My local football team, the mighty Rushden and Diamonds is currently 8th in the Blue Square Premier League - that's 8th out of 24 teams.
Seeing your performance in the context of others is always informative and sometimes really useful.
So did you know that the UK is 4th place in the EU (out of 27) for the highest rate of income tax? and 12th, out of 15, EU countries in the proportion of our energy coming from renewable sources? and top of the EU cocaine using league? and top of the EU asthma suffering league? and we were 8th in the EU days lost to strikes league table back in 2006. This gets a bit addictive!
In terms of farmland bird population changes, the UK is 11th worst out of 40 European countries over the period 1990-2000. And we were even closer to the bottom, as I remember it, in a previous analysis which covered the period 1980-1990.
Farmland birds declined in most European countries (but increased in just a few) and I wonder what we can learn, maybe nothing, in terms of how the league leaders, Austria, practise their farming? In Austria, farmland birds did pretty well apparently. And Austria is top of the league, it seems, and if you ignore Liechtenstein (which we all do!), in terms of organic agriculture. It can't be that simple can it?
A love of the natural world demonstrates that a person is a cultured inhabitant of planet Earth.
Well Mark although i feel you are exasperated in a funny way this thread has given you the chance to let us have a lot of information that we seem not to search out for one reason or another so think you should see the positive side of it.Think it is just going to be a slow job getting majority of farmers on board and while you often give praise to individual farmers one or two comments from others at RSPB undermine some of the good you do as it is a fact of life whether we like it or not farmers are thin skinned about criticism of farm wildlife that is often unfair on those doing a good job.
syldata - provoactive!
Blimey.....I spend a lot of time on climate change issues and have concluded there are two types of deniers, those who are just obsessed with some kind of world conspiracy , and those who have clear motives that put them in opposition.
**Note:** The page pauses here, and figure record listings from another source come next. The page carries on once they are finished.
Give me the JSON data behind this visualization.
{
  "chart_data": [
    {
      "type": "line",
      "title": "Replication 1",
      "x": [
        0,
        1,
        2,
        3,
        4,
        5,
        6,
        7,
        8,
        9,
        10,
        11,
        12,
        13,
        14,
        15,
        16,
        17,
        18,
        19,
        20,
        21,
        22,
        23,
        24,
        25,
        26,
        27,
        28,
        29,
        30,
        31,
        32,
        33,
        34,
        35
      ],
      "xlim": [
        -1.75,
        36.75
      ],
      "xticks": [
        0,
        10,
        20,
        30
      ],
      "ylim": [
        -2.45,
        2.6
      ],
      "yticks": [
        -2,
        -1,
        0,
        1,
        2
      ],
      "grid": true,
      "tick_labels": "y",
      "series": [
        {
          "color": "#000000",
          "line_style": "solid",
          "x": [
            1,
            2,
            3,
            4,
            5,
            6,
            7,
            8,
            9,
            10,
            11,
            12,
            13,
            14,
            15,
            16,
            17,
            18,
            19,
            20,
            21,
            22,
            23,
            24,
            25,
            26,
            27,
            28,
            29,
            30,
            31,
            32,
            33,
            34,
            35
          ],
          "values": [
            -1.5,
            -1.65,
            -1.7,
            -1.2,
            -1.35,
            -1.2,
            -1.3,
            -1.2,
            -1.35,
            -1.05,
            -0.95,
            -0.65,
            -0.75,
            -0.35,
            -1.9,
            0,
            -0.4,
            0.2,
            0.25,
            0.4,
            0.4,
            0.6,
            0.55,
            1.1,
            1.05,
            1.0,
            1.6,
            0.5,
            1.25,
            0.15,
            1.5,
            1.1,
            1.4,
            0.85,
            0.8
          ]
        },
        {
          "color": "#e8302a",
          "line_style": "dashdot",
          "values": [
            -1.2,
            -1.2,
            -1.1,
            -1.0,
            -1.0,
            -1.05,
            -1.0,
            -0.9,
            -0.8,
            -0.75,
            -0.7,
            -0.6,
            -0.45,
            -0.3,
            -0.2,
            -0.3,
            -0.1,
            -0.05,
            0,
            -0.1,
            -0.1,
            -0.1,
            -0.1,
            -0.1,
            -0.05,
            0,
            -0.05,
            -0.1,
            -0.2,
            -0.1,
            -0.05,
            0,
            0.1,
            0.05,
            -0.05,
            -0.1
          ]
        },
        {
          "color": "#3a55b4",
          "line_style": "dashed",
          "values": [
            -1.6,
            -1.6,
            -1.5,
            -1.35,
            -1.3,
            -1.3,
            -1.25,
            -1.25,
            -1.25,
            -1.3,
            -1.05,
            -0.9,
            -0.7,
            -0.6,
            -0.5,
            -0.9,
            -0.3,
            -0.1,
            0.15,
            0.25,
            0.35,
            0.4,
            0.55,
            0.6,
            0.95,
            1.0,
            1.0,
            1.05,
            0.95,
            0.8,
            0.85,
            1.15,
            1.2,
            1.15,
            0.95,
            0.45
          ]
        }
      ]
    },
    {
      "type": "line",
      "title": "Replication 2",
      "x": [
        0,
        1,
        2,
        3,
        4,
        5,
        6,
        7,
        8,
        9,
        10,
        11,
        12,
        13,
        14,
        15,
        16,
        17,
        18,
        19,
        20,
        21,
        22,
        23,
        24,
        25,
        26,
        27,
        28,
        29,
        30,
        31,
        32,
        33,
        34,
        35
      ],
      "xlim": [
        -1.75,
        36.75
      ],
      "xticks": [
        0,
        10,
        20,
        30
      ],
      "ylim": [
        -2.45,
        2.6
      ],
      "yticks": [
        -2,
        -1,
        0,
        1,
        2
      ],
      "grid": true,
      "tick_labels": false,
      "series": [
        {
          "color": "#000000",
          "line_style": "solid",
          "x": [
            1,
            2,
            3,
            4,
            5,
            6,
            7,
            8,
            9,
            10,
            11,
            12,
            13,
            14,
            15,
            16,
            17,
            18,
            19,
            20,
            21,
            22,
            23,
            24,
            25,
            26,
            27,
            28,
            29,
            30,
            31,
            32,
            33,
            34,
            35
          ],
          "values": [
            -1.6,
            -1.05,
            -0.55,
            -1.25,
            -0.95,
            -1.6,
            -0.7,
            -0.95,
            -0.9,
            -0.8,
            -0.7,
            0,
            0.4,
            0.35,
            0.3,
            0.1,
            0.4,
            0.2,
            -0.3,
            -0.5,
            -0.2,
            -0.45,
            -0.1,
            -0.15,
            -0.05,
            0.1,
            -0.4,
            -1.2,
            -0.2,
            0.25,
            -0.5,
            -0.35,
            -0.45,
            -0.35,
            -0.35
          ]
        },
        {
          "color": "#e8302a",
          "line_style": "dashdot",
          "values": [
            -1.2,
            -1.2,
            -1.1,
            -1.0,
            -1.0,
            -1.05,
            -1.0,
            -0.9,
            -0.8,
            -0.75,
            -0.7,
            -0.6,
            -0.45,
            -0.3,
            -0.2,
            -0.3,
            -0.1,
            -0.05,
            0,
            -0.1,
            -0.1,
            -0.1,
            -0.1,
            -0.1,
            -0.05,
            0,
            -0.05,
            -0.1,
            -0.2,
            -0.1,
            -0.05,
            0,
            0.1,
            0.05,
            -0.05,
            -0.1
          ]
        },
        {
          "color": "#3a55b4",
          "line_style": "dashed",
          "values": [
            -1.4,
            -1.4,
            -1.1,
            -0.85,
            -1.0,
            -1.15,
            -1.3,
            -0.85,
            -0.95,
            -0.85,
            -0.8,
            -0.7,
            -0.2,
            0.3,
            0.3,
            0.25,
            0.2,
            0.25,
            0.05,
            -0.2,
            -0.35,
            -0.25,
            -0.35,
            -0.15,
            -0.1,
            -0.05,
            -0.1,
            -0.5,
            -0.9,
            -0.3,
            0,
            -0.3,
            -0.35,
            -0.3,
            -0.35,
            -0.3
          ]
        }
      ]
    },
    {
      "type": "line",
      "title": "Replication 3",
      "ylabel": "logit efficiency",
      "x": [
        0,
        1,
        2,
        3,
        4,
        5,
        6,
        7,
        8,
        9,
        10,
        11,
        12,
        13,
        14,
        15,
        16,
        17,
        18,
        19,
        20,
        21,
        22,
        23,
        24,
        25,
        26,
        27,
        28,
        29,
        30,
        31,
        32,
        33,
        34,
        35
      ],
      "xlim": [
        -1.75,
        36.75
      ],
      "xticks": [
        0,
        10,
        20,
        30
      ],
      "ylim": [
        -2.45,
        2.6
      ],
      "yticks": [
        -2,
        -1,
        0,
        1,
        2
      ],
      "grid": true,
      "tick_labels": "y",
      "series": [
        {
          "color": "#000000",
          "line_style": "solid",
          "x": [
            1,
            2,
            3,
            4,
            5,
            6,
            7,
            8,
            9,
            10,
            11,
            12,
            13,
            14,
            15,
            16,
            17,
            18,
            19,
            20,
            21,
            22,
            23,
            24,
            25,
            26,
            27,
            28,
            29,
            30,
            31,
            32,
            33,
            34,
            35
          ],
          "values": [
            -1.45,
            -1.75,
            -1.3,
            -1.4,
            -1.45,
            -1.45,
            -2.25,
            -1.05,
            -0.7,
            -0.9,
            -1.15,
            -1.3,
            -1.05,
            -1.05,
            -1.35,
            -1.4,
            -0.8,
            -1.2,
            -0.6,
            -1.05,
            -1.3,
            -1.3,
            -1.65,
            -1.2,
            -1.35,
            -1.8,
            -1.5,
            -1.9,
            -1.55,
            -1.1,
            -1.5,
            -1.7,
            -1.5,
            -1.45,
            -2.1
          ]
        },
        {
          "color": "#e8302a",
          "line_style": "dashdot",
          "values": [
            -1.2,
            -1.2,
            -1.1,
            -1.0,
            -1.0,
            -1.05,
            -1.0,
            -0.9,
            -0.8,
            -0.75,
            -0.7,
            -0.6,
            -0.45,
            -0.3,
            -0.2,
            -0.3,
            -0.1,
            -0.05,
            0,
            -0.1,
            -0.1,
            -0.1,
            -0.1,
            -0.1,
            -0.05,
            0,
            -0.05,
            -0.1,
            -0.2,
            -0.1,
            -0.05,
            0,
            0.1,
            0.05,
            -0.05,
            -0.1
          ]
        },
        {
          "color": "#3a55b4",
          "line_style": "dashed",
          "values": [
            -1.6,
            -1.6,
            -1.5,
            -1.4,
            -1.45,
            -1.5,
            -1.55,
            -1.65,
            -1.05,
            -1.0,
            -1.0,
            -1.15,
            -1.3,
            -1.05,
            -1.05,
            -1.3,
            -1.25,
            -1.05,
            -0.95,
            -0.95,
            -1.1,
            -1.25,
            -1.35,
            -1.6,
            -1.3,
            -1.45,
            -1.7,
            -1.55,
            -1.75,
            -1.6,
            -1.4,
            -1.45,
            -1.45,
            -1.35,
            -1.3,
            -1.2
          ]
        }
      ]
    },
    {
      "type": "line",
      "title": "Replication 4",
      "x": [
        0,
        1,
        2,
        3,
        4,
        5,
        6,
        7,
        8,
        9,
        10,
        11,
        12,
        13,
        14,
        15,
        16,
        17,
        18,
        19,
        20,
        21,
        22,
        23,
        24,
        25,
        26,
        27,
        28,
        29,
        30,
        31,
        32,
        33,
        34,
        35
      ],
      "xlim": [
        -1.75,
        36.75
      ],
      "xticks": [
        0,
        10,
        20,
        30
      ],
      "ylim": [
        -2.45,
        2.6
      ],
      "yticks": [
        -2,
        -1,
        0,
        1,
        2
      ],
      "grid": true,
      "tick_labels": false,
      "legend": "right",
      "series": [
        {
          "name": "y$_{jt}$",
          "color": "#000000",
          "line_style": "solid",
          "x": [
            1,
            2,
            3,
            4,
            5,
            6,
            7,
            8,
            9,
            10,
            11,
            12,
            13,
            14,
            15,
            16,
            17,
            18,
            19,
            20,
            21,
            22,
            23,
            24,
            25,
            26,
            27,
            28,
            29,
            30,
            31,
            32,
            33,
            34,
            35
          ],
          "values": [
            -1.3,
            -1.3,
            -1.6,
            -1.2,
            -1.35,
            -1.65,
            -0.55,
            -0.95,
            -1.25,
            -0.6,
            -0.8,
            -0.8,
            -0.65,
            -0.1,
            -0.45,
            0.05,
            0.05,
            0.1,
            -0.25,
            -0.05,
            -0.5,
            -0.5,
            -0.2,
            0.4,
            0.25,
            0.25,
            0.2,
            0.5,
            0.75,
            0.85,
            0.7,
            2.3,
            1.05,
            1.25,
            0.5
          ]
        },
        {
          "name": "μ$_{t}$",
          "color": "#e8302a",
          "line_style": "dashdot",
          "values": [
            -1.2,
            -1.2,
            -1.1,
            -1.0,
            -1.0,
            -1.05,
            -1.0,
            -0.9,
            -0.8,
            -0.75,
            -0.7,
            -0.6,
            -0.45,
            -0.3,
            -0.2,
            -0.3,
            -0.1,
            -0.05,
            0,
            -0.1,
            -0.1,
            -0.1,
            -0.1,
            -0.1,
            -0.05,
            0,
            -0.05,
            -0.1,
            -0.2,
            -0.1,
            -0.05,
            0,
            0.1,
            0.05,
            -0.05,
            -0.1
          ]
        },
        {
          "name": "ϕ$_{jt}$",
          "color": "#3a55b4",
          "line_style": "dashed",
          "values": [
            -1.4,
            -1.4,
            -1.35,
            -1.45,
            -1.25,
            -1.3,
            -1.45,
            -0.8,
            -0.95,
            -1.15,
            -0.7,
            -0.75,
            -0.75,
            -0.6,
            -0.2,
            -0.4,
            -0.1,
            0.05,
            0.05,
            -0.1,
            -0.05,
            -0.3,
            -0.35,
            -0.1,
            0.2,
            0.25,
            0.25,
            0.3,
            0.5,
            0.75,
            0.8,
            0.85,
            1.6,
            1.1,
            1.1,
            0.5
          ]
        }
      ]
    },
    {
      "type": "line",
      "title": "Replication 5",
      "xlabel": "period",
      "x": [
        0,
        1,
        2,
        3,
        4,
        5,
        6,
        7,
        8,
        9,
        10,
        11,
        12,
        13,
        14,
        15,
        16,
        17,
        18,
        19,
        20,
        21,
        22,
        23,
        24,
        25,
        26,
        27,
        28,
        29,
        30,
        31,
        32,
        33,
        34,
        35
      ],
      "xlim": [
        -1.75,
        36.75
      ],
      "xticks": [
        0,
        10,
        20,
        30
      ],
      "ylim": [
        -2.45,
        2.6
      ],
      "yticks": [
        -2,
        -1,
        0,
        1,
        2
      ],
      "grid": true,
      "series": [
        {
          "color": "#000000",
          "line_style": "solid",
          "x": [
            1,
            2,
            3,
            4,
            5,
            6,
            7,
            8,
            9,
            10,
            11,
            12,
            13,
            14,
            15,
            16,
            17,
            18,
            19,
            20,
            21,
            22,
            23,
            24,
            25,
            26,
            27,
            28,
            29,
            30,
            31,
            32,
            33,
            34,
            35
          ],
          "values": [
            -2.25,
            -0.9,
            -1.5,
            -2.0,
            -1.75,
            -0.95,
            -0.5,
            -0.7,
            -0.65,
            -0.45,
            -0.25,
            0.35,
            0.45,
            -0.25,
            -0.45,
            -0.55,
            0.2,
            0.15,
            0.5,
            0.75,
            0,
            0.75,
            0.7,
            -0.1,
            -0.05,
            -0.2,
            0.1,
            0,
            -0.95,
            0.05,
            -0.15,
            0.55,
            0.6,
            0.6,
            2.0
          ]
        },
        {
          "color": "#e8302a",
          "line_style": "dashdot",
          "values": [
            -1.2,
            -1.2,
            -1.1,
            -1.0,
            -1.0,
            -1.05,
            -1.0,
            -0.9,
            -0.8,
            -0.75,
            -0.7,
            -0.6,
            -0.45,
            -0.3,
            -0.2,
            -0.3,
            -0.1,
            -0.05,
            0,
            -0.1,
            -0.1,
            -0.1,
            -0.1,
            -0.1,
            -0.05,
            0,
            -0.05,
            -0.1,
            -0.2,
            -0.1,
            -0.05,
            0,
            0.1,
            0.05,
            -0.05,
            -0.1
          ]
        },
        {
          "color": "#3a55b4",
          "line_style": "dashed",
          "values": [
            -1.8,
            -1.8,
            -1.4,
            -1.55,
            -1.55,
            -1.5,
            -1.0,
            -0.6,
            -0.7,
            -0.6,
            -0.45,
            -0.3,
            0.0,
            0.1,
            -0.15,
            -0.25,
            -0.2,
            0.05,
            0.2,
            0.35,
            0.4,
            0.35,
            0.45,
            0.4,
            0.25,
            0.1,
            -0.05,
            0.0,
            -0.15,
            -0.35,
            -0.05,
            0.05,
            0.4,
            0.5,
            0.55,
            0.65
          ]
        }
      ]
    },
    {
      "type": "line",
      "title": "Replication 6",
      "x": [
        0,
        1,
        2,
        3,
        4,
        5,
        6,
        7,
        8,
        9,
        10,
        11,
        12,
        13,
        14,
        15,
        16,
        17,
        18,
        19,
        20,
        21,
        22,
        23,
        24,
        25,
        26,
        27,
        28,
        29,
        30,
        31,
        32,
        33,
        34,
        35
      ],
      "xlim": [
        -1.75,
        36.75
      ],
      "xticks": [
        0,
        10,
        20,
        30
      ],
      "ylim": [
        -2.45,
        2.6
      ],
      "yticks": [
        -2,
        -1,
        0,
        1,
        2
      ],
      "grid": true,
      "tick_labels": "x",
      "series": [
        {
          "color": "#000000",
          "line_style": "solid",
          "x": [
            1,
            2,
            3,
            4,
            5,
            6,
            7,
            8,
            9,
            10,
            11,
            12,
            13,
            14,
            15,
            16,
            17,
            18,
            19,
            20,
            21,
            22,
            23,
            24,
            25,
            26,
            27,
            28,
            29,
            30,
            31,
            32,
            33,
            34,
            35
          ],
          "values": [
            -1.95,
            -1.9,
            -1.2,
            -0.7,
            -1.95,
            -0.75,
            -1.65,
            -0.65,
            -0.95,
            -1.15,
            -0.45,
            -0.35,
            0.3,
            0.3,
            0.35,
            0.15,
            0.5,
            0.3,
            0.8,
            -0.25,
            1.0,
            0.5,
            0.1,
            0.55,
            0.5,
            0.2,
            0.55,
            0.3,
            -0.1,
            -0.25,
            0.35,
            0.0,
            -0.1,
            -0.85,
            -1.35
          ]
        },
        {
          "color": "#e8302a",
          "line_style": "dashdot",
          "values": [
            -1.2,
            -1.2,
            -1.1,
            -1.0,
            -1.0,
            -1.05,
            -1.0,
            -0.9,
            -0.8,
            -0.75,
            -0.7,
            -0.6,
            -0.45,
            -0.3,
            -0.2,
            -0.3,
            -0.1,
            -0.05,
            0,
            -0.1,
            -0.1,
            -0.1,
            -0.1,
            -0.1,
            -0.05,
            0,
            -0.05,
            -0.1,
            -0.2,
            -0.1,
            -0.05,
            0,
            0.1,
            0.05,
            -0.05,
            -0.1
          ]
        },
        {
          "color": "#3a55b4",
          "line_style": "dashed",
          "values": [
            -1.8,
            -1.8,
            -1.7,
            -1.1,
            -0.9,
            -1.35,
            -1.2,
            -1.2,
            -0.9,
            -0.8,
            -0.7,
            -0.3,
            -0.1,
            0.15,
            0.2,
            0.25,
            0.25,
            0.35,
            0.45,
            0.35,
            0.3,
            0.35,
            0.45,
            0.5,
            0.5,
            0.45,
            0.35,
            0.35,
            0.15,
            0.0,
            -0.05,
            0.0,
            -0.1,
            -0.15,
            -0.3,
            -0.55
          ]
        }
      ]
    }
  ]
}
To the former I keep saying that if climate scientists were any good at conspiracy we might have made more progress on fighting dangerous climate change, to the latter I just ask them to be honest!
So Essex Peasant - what kind of denier are you?
essex peasant - careful, peasants shouldn't revolt too much!
You are now slipping into just being completely negative. I wonder why you can't acknowledge the success at Hope Farm? Why is it so difficult for you to praise what has been achieved there?
I don't think you are right about bird numbers at Hope Farm. We have surveyed all bird species there since we acquired the farm - over 100 species recorded (not sure what the total is now). We monitor all breeding and wintering bird species and lots of non-birds as well. If we didn't count everything then we'd be mad, and you would probably say so! But we have consistently (after a few years, so that there is a trend to look at) used the Farmland Bird Index when describing the bird numbers at Hope Farm because that's been an important measure of farmland bird populations at use in policy discussions for years (in fact, since 1999 or so). You can find examples of us using the FBI at Hope Farm on this the RSPB website if you doubt it - I've just checked.
And I will leave it to others to check what we say about farmers to judge whether you are correct when you say that we 'demonise farmers as being uncaring'. Have a look at this blog and the RSPB website as a whole. The internet does make it a lot easier for anyone to see what we actually say rather than rely on your inaccurate version of what we say. To start with - do have a look at the recent blog on stone curlews mentioned in my remarks to Sooty above.
Bob - you understand at least! Thank you!
Farmers are putting back many hedges that were ripped out back inthe 60s and 70s but it will, unfortunately, take quite a whole before in arable regions the hedge infrastructure has recovered completely and that means that linnets and yellowhammers may not be able to revcover very quickly - at Hope Farm hedge management has helped them to spread to new nesting areas on the farm.
The move away from mixed farming is one of the important aspects of intensification and is unlikely to be reversed very quickly.
But Hope Farm shows that if farmers do the right things, and grants to do these things are available through agri-environment schemes, then impressive increases in bird numbers are possible on arable farms with reduced hedgerows. The RSPB's success at Hope farm shows what can be done and we have a network of advisors who work with keen farmers so that they can do similar things on their farms.